Tenez : fin 2019, les services fiscaux provinciaux constatent l’utilisation de la main-d’œuvre non déclarée dans Congo Maji-E4I-Mercy Corps. La Direction générale des impôts (DGI/NK) contraint Congo Maji à payer environ 70 000 dollars pour pratiques frauduleuses. Pour sa part, la Direction générale des recettes administratives, domaniales, judiciaires et de participations (DGRAD) enquête sur les pratiques douteuses d’E4I-Congo Maji-Mercy Corps. En même temps, Jean Ruyange, le ministre provincial de l’Énergie et des Ressources hydrauliques du Nord-Kivu, décide de voir clair dans la relation de Mercy Corps à Congo Maji Sarl et E4I.
À propos de Mercy Corps, on retiendra utilement que c’est une association sans but lucratif (ASBL) de droit américain, qui a son siège principal à Portland, Oregon, aux États-Unis, et à Edinburgh en Ecosse. Elle gère un important portefeuille de financements de l’UKAID et de l’USAID. En RDC, elle a son bureau de représentation à Goma, le chef-lieu de la province du Nord-Kivu.
Mercy Corps a signé un accord-cadre avec le gouvernement congolais, le 9 septembre 2013, notamment, entre autres, pour développer et promouvoir le partenariat avec les nationaux et encourager la gestion des projets par les bénéficiaires afin de pouvoir les pérenniser. Par ailleurs, tout litige résultant de l’application ou de l’interprétation de cet accord-cadre sera soumis, à défaut d’un arrangement à l’amiable entre les deux parties, devant les juridictions compétentes du ressort du bureau de représentation de Mercy Corps en RDC.

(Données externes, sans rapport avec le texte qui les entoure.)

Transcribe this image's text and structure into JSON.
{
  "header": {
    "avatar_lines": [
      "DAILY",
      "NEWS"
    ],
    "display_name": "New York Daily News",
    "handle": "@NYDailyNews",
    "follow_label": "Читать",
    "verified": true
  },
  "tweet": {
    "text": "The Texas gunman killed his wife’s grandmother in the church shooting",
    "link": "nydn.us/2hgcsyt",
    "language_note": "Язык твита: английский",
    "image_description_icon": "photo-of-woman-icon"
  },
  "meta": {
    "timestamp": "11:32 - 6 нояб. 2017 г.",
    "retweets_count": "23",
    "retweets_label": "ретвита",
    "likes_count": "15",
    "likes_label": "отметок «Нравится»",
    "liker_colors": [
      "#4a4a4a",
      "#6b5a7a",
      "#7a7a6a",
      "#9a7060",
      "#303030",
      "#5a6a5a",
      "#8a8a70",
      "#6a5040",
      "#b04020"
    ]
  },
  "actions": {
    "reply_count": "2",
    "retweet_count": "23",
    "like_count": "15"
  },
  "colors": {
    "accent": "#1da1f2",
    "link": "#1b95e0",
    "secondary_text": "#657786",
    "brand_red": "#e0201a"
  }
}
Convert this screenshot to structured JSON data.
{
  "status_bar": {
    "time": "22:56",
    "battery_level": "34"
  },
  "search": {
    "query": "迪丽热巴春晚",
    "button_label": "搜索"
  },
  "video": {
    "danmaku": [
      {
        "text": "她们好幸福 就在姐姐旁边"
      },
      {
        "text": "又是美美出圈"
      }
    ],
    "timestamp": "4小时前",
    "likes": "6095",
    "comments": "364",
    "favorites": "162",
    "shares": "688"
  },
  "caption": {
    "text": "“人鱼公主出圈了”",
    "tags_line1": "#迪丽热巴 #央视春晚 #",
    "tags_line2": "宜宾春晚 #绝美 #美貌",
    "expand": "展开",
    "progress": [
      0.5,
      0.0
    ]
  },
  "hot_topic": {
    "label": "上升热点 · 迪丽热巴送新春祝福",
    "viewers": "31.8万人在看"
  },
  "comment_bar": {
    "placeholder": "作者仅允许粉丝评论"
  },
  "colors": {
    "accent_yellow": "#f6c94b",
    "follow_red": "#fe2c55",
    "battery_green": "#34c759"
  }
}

Dans le cadre du programme Imagine, qui apporte « un soutien aux zones précaires affectées par des conflits », le Département britannique de développement international (DFID) a envisagé de mettre à la disposition de la RDC un financement de 8 millions de dollars pour l’amélioration de l’alimentation en eau potable des populations de Goma.
La ville de Goma est bâtie sur la roche volcanique, ce qui rend difficile le forage. Il n’y a que le lac Kivu pour produire et distribuer l’eau potable dans les quartiers. C’est ainsi que la libéralisation du secteur de l’eau, mais aussi de celui de l’électricité, dans le chef-lieu de la province du Nord-Kivu est une réalité que l’on vit au quotidien. Dans cette ville, tous sont quasi unanimes que l’alternative des privés et des ONG à la gestion (production, distribution et commercialisation) de l’eau face à la défaillance de l’opérateur public est un grand enjeu d’aujourd’hui et de demain.